Another quite different option taken by other passengers is to stay at the luxury 601-room Tropical Hotel in Manaus for a night or two, again pre- or post-cruise. Spread over 111 acres, the Tropical boasts all the recreational and dining facilities of a five-star hotel. In addition, its winding paths through a verdant forest and a zoo, well-stocked with animals resident in the Amazon rain forest, give visitors at least an introduction to the wilds all around Manaus.
Still, the majority of cruise passengers on Amazon River itineraries will spend only a day in Manaus. It turns out that there are ample sights and activities to occupy one's time. Shore excursions not only include the usual city tour, but also trips by riverboat and dugout canoe into the jungle itself. Among the activities are spotting crocodiles and visiting a "river people" village.
As is so often the case with foreign ports, a full appreciation of what they are requires a bit of historical background. That is particularly important with Manaus, for it had a spectacular rise and a disastrous fall, all within a relatively short period of time, and really not all that long ago. Plus some of the very structures and facilities, including the actual dock where today's cruise ships tie up, are products of the city's colorful history.
The eminent historian E. Bradford Burns described Manaus in 1850 as nothing more than "... a small collection of mud huts." Given its inland isolation, that was no surprise.
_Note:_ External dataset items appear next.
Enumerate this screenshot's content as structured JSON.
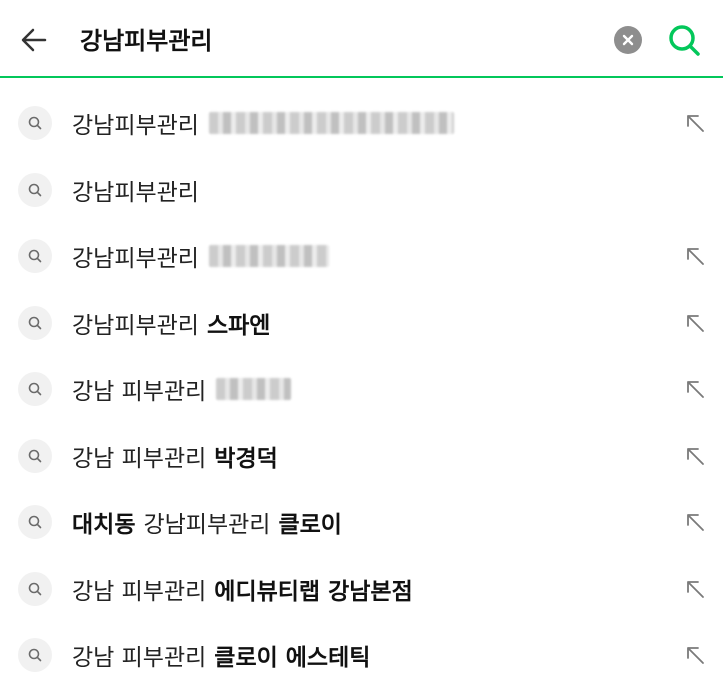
{
  "header": {
    "query": "강남피부관리",
    "accent_color": "#03c75a",
    "back_icon": "arrow-left-icon",
    "clear_icon": "clear-circle-x-icon",
    "search_icon": "search-magnifier-icon"
  },
  "suggestions": [
    {
      "prefix": "",
      "base": "강남피부관리",
      "suffix": "",
      "masked": true,
      "has_arrow": true
    },
    {
      "prefix": "",
      "base": "강남피부관리",
      "suffix": "",
      "masked": false,
      "has_arrow": false
    },
    {
      "prefix": "",
      "base": "강남피부관리",
      "suffix": "",
      "masked": true,
      "has_arrow": true
    },
    {
      "prefix": "",
      "base": "강남피부관리",
      "suffix": "스파엔",
      "masked": false,
      "has_arrow": true
    },
    {
      "prefix": "",
      "base": "강남 피부관리",
      "suffix": "",
      "masked": true,
      "has_arrow": true
    },
    {
      "prefix": "",
      "base": "강남 피부관리",
      "suffix": "박경덕",
      "masked": false,
      "has_arrow": true
    },
    {
      "prefix": "대치동",
      "base": "강남피부관리",
      "suffix": "클로이",
      "masked": false,
      "has_arrow": true
    },
    {
      "prefix": "",
      "base": "강남 피부관리",
      "suffix": "에디뷰티랩 강남본점",
      "masked": false,
      "has_arrow": true
    },
    {
      "prefix": "",
      "base": "강남 피부관리",
      "suffix": "클로이 에스테틱",
      "masked": false,
      "has_arrow": true
    }
  ],
  "icons": {
    "suggestion_icon": "search-small-icon",
    "arrow_icon": "arrow-up-left-icon"
  }
}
After all, Brazil's economy in that period depended heavily on the production of coffee, sugar, beef, and nuts. Those products all moved to overseas markets from points along the Atlantic coast.
But a dramatic change was taking place. In the U.S., Charles Goodyear discovered a process to vulcanize rubber. This meant that when so processed, the strange white substance that oozed from cuts in the bark of the robber tree no longer grew sticky and unusable in heat or, conversely, brittle in the cold.
A variety of uses for rubber suddenly developed, and with it an exploding demand for the product. Cultivation wasn't necessary, either. Countless acres of rubber trees grew naturally in the forests within the Amazon Basin, there for the taking.